Until around 7,500 years ago all central Europeans were hunter-gatherers. They were the descendants of the first anatomically modern humans to arrive in Europe, around 45,000 years ago, who survived the last Ice Age and the warming that started around 10,000 years ago. But previous genetic studies by Professor Burger’s group indicated that agriculture and a sedentary lifestyle were brought to Central Europe around 7,500 years ago by immigrant farmers. From that time on, little trace of hunter-gathering can be seen in the archaeological record, and it was widely assumed that the hunter-gatherers died out or were absorbed into the farming populations.

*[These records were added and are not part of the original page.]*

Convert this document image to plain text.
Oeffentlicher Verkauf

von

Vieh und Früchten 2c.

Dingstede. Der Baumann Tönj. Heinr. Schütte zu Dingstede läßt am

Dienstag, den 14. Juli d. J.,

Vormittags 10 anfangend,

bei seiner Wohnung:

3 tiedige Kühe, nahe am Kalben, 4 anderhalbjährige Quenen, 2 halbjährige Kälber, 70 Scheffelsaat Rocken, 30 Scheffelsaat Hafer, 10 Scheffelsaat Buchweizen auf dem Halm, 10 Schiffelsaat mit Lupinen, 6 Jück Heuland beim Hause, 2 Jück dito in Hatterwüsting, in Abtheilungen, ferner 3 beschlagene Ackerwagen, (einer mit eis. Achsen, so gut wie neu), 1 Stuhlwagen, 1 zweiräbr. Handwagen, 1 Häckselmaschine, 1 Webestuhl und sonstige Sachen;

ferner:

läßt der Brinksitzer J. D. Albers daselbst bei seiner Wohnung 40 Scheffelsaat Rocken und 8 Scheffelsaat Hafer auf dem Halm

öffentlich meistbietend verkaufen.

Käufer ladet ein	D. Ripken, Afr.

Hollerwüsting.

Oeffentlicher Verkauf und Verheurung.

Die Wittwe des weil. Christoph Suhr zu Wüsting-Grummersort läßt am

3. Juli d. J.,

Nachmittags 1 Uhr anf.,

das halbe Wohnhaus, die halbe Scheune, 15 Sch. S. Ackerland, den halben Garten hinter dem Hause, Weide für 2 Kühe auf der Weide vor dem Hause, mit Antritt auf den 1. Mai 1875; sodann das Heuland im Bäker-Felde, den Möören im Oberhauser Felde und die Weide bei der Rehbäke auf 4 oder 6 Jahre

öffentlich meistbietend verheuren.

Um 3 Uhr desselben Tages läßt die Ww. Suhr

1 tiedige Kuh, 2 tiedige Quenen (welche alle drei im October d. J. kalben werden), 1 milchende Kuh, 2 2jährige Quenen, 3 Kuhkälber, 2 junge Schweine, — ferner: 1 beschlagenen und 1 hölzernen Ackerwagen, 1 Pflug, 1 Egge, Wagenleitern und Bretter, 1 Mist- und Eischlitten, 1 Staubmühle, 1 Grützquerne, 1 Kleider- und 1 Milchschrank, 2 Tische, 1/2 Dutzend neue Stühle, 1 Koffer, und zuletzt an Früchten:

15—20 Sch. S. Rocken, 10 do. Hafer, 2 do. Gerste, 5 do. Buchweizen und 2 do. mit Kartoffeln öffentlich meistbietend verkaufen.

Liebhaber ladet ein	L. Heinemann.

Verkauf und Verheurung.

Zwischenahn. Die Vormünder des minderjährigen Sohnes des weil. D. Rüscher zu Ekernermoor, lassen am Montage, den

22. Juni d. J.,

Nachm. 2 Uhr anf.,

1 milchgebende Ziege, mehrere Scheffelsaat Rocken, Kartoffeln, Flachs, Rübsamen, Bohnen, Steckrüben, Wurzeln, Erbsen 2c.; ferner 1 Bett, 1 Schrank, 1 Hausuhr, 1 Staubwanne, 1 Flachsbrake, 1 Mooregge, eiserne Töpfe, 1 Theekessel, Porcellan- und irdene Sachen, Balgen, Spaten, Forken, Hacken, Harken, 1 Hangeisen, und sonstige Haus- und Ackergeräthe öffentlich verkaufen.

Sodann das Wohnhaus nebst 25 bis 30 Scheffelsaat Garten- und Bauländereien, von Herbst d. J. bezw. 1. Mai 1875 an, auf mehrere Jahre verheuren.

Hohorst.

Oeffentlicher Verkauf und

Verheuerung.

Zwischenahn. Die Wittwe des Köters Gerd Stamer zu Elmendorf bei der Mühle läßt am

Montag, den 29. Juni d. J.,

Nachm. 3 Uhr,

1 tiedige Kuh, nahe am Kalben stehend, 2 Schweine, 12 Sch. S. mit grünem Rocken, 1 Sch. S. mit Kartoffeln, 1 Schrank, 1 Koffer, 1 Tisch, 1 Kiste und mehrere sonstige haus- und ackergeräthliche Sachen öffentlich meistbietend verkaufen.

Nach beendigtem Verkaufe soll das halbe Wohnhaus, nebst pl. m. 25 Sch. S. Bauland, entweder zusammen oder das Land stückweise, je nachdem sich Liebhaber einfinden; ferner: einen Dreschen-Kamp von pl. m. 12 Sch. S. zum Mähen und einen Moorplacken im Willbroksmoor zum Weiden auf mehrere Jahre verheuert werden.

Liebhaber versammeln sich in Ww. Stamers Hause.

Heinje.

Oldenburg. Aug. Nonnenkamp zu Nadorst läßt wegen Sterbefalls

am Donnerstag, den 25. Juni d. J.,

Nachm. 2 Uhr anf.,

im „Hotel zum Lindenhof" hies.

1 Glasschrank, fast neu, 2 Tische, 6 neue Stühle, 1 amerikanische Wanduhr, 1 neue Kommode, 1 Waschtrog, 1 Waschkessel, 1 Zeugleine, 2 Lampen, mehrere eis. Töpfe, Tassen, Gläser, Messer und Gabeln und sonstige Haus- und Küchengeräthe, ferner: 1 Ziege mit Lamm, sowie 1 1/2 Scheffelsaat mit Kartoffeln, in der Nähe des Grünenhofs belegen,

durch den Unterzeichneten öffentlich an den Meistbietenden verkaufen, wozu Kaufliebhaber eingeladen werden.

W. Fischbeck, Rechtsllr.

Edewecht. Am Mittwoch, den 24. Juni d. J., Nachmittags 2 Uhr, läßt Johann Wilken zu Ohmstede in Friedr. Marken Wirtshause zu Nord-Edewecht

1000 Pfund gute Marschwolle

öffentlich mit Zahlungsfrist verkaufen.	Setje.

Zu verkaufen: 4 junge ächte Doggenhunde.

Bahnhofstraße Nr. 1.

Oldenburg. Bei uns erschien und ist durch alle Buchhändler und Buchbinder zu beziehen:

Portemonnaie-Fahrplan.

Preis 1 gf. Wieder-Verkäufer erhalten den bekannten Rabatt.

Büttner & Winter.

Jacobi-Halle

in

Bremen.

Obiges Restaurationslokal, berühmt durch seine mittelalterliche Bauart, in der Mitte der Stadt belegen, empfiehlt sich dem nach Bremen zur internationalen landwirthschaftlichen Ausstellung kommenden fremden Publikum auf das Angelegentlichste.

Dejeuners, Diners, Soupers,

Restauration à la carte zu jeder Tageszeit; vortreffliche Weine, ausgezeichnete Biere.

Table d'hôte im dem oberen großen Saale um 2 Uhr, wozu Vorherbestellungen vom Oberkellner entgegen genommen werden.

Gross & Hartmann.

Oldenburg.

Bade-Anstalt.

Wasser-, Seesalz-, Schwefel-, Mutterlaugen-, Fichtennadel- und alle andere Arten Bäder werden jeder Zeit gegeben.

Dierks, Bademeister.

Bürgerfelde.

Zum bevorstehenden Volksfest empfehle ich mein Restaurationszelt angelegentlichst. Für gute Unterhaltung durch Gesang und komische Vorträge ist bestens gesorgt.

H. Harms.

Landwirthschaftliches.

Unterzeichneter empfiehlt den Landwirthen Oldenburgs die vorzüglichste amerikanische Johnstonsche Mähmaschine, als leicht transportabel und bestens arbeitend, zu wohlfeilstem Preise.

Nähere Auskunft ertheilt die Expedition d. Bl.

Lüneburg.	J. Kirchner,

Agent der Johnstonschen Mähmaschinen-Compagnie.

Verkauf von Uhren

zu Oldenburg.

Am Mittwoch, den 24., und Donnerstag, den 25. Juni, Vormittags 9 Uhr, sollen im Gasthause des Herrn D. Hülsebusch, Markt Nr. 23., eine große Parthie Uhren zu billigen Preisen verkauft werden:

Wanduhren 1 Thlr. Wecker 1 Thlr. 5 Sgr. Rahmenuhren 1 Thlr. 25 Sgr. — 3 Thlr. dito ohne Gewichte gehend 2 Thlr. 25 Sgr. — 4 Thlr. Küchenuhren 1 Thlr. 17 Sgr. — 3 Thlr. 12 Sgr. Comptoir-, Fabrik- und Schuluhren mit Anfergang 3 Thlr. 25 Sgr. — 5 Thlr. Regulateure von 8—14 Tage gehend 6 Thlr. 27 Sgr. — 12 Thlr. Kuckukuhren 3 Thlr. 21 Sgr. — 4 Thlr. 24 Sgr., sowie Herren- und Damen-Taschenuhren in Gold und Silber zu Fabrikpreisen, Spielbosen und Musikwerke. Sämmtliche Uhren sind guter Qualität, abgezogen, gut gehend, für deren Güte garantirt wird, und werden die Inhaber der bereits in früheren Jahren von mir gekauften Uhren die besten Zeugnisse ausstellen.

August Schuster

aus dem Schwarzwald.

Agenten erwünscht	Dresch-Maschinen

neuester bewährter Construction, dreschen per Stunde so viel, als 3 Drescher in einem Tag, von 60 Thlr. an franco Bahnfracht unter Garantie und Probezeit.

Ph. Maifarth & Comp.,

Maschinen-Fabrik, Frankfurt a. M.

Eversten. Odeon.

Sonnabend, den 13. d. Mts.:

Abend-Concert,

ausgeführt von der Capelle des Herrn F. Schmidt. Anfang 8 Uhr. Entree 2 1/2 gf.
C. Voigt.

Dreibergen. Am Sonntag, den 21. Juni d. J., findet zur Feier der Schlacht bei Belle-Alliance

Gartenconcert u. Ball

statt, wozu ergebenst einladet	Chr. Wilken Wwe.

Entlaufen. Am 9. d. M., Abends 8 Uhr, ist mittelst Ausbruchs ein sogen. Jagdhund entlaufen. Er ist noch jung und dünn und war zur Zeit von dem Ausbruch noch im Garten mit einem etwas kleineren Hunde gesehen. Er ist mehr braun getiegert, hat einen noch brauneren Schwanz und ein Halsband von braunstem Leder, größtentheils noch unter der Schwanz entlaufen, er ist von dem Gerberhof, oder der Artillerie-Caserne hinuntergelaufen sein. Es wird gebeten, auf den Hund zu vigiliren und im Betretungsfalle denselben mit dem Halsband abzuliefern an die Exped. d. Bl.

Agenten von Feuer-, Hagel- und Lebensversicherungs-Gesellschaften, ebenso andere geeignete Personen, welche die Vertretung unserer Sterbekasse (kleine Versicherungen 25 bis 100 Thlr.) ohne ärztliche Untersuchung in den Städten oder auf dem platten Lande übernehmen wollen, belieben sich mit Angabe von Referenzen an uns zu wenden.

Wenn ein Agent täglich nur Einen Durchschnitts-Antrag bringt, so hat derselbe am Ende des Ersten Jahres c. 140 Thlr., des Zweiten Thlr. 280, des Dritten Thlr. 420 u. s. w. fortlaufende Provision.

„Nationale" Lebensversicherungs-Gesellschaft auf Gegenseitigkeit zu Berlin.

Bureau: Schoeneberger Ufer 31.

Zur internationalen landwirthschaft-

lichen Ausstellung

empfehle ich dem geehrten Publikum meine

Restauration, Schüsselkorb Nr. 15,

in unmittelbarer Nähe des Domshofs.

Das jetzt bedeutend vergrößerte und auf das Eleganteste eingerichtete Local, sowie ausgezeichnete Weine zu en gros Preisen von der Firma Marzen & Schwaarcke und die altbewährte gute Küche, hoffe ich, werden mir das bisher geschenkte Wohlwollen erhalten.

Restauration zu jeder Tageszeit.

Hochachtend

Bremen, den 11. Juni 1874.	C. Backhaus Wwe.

The relationship between these immigrant agriculturalists and local hunter-gatherers has been poorly researched to date. The Mainz anthropologists have now determined that the foragers stayed in close proximity to farmers, had contact with them for thousands of years, and buried their dead in the same cave. This contact was not without consequences, because hunter-gatherer women sometimes married into the farming communities, while no genetic lines of farmer women have been found in hunter-gatherers. “This pattern of marriage is known from many studies of human populations in the modern world. Farmer women regarded marrying into hunter-gatherer groups as social anathema, maybe because of the higher birthrate among the farmers,” explains Burger.
His palaeogenetics team is a worldwide leader in the field. For the study published in Science, the team examined the DNA from the bones from the ‘Blätterhöhle’ cave in Westphalia, which is being excavated by the Berlin archaeologist Jörg Orschiedt. It is one of the rare pieces of evidence of the continuing presence of foragers over a period of about 5,000 years.
For a long time the Mainz researchers were unable to make sense of the findings. “It was only through the analysis of isotopes in the human remains, performed by our Canadian colleagues, that the pieces of the puzzle began to fit,” states Bollongino. “This showed that the hunter-gatherers sustained themselves in Central and Northern Europe on a very specialized diet that included fish, among other things, until 5,000 years ago.”
The team also pursued the question of what impact both groups had on the gene pool of modern Europeans. Dr. Adam Powell, population geneticist at the JGU Institute of Anthropology, explains: “Neither hunter-gatherers nor farmers can be regarded as the sole ancestors of modern-day Central Europeans. European ancestry will reflect a mixture of both populations, and the ongoing question is how and to what extent this admixture happened.”
It seems that the hunter-gatherers’ lifestyle only died out in Central Europe 5,000 years ago. Agriculture and animal husbandry became the way of life from then on. However, some of the prehistoric farmers had foragers as ancestors, and the, hunter-gatherer genes are found in Central Europeans today.